Nothing in the subsequent history of the Economist appears to have restored much in the way of integrity to its conduct in terms of imperialist interventions and wars. The same ‘Atlanticist’ motivation was, of course, a key element in the programme of the ‘extreme centre’ as defined at the end of the Second World War (p.231). A corollary to the perspective is further that in various circumstances ‘democracy could easily become the enemy of liberal capitalism’ (p.298), so that even in a British context ‘authoritarianism’ would be preferable to any victory of the Left, or trade unions, that is to say, of ‘totalitarian rule’ (p.314).
Zevin concludes his long history with the observation that since 1843:
‘the “aristocracy of finance,” has indeed spoken through the Economist, first in Britain, and then also in America – not as the only, or purest, expression of liberalism, but as the dominant one, with the greatest global impact for 175 years’ (p.391).
From its very formation as an ideology, liberalism has always threatened to turn into its opposite.

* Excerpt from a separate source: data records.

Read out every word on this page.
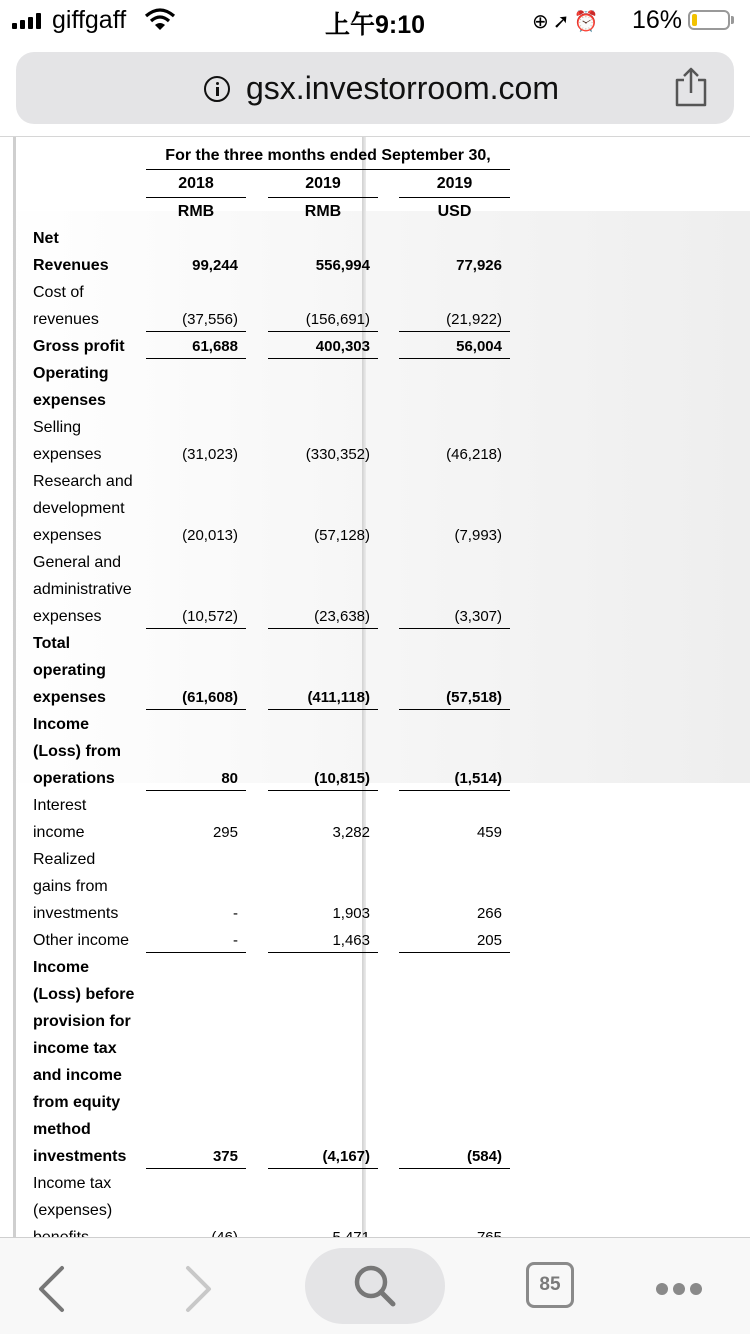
giffgaff	上午9:10	⊕➚⏰ 16%
gsx.investorroom.com
For the three months ended September 30,
2018	2019	2019
RMB	RMB	USD
Net
Revenues	99,244	556,994	77,926
Cost of
revenues	(37,556)	(156,691)	(21,922)
Gross profit	61,688	400,303	56,004
Operating
expenses
Selling
expenses	(31,023)	(330,352)	(46,218)
Research and
development
expenses	(20,013)	(57,128)	(7,993)
General and
administrative
expenses	(10,572)	(23,638)	(3,307)
Total
operating
expenses	(61,608)	(411,118)	(57,518)
Income
(Loss) from
operations	80	(10,815)	(1,514)
Interest
income	295	3,282	459
Realized
gains from
investments	-	1,903	266
Other income	-	1,463	205
Income
(Loss) before
provision for
income tax
and income
from equity
method
investments	375	(4,167)	(584)
Income tax
(expenses)
85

This is because its proclaimed universal individual rights are continually undermined by the functioning of the economic system to which liberalism is devoted at its core. The safety of that system, and of the capitalist property rights out of which liberalism grows, means that as a political project, liberalism has always succumbed to a tendency to shelter under the wings of conservatism or even reactionary authoritarianism. When no other saviour can protect it from the demands of the working class, that is the generally preferred alternative. As a result, liberalism has been a pervasive as a set of political and economic assumptions, but has much more rarely been successful as a party-political project in its own name.
In its present incarnation as the neoliberal extreme centre, the Economist’s liberalism looks increasingly caught in an untenable position where the economic policy of the last forty-odd years cannot be maintained alongside the old political dispensation. It remains to be seen whether it can remain as influential as it has been in the past while maintaining its present allegiances. It might be that it will need to find a new ideological configuration through which to defend the interests of the ‘aristocracy of finance.’

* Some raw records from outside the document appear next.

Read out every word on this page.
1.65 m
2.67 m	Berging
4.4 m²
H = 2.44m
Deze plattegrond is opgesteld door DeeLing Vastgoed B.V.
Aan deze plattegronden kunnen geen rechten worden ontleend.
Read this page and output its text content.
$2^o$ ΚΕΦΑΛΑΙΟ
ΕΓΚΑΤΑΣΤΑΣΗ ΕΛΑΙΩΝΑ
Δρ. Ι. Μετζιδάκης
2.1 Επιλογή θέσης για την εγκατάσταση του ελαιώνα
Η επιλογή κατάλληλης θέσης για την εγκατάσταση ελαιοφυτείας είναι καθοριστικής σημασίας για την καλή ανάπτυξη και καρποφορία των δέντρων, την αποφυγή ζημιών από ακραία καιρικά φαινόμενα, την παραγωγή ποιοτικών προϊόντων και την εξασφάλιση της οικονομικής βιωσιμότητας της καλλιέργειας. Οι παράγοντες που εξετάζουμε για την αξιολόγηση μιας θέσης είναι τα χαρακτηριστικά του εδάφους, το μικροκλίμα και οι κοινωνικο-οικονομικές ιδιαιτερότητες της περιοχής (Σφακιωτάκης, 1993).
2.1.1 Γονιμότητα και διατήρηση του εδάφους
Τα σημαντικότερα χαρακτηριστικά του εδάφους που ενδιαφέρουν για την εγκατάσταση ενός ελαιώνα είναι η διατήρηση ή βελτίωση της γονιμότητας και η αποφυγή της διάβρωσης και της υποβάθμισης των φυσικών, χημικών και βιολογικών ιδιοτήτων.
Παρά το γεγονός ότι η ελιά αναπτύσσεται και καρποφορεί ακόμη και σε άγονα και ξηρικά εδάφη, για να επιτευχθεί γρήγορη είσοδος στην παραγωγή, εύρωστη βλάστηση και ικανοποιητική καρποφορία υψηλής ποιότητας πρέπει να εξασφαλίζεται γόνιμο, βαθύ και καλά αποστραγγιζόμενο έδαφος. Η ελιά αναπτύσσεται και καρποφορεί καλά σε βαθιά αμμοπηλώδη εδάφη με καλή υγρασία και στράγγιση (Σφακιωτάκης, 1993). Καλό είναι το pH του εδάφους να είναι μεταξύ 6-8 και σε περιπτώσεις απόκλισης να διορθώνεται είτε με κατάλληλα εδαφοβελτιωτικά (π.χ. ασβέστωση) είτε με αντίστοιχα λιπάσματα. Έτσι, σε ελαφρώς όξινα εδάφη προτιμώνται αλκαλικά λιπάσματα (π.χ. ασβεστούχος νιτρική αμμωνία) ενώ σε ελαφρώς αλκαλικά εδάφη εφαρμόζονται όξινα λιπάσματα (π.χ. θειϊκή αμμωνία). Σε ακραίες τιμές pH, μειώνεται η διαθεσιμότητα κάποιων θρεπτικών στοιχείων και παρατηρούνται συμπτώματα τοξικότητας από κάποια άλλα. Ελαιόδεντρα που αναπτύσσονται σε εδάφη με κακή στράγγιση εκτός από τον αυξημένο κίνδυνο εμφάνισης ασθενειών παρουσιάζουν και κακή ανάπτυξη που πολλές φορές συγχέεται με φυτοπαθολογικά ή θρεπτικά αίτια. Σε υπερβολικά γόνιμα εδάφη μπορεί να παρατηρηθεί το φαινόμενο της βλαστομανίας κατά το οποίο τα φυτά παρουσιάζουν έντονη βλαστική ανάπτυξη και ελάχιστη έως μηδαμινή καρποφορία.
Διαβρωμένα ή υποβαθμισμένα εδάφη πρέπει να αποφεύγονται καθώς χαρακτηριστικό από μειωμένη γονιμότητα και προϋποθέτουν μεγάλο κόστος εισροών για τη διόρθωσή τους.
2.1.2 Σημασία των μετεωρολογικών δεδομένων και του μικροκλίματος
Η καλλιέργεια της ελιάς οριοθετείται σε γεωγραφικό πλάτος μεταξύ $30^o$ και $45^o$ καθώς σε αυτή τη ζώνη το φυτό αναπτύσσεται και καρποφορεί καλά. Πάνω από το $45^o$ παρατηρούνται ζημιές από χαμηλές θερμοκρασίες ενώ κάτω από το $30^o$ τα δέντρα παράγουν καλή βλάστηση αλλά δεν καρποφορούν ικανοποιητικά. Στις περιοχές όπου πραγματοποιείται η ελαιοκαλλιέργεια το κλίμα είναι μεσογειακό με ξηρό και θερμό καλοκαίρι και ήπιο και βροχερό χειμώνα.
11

The crisis of 2008 required massive state interventions, in a resumption of ‘Keynesian’ style economic policy, but one entirely geared towards elite interests. Similarly, the present crisis has required an abandonment of neoliberal constraints on fiscal spending, but, again, this has been directed more towards corporate than human well-being. A new configuration seems very unlikely to involve any move leftwards towards working-class interests, as it did in the 1940s, unless major pressure is successfully applied through class struggle.

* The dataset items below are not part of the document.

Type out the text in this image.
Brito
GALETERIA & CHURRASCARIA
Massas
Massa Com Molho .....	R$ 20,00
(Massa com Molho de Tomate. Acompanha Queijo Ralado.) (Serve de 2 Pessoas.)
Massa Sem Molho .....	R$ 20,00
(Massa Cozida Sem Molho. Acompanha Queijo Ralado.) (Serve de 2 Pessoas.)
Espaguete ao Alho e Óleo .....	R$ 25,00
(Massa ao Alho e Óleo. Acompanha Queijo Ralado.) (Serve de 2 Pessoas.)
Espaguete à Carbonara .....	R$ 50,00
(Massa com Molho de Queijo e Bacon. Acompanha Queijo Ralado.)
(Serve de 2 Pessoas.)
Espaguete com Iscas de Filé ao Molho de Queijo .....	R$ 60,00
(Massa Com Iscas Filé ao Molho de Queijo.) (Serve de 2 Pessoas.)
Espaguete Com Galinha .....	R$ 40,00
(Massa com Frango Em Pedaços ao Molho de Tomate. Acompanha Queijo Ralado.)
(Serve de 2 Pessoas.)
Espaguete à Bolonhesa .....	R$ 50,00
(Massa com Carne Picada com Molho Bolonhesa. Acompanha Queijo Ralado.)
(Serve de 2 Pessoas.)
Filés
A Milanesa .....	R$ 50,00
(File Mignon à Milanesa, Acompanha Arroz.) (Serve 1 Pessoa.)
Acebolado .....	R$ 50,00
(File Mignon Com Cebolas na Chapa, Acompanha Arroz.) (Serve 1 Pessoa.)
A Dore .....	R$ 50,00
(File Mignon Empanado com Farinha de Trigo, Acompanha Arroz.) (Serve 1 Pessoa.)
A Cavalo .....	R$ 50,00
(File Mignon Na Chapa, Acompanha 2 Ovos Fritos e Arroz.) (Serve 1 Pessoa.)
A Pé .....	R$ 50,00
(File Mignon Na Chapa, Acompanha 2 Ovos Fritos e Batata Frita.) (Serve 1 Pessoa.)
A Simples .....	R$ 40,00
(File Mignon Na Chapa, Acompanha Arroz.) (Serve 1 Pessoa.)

Liberalism at Large is a long and detailed book, but it is well-paced and engagingly written all the way through. The particular lens acts as a rather inspired way of looking at the history of Anglo-American capitalism. Zevin has had to sift through a tremendous mountain of material, but is able to tell a fascinating story of this institution and its relationship to the system it has championed for close to two hundred years now.